Kerry Emanuel’s Quick Study of hurricane formation (Physics Today, Physics Today 0031-9228 59 8 2006 74 https://doi.org/10.1063/1.2349743 August 2006, page 74 ) inevitably lends itself to thoughts about the disruption of those storms. Weakening, as opposed to outright dissipation, might be easier to achieve and ultimately preferable, so that the energy involved can be released in a semicontrolled manner, as opposed to its being shunted elsewhere. Past ideas such as reducing evaporation or artificial upwelling of cold ocean water in the path of a hurricane would be case-by-case, resource-intensive operations that may well reduce storm intensity.
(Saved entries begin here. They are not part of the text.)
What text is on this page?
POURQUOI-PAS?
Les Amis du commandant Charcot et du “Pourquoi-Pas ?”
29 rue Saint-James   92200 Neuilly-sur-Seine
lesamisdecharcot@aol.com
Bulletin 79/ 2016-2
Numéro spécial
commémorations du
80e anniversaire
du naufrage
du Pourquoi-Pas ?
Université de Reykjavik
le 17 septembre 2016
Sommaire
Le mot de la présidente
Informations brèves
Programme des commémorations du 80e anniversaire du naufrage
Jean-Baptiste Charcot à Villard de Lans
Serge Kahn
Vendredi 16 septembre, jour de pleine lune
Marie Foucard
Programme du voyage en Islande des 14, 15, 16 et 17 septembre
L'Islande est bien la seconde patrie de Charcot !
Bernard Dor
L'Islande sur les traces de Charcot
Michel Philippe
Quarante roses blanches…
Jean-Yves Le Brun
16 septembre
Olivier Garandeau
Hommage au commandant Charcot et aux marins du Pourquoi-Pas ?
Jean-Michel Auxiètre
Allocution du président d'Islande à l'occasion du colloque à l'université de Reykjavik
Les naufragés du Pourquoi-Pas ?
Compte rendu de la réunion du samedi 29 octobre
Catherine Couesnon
As a more far-fetched thought, have any calculations been undertaken to model a large, space-based sun shade to cut off the solar energy input to a storm system? If the Moon, approximately 3470 km in diameter and orbiting at around 384 500 km from Earth, can cast a shadow some 200 km wide during a solar eclipse, wouldn’t a much smaller structure orbiting closer to Earth be sufficient to completely shade the eye of a typical Atlantic hurricane? Or perhaps more effectively, it could shade the early stages of storm formation farther out in the ocean. Using these approximate eclipse values to determine a working relationship between shade structure size, orbital height, and desired ground shadow yields roughly a 65-km-wide structure in Earth orbit at 3200 km. A real-world test of that relationship might be possible if there exist historic wind measurements observed during the timely intersection of hurricane and solar eclipse paths.
Granted, boosting the appropriately sized shade into orbit would be costly, but it could be used on numerous storms. Composed of ultrathin sections, each rigged with narrow, inflatable spars to create rigidity, a circular structure could be unfurled like an umbrella while a square structure could be unrolled. As with any space structure, the shade would wear with time, but even punctures from micrometeors or space junk would not necessarily degrade performance. Each section could be replaceable, and the spars self-sealing. Given the current state of materials science, this idea does not seem out of the realm of possibility. However, total weight might be problematic and necessitate multiple launches. Once it is deployed, common satellite systems could maintain it in geosynchronous orbit and allow for steering and tilting for variable storm tracks. A geostationary orbit might be optimal but unlikely due to limited real estate in that orbit and to the size of the shade.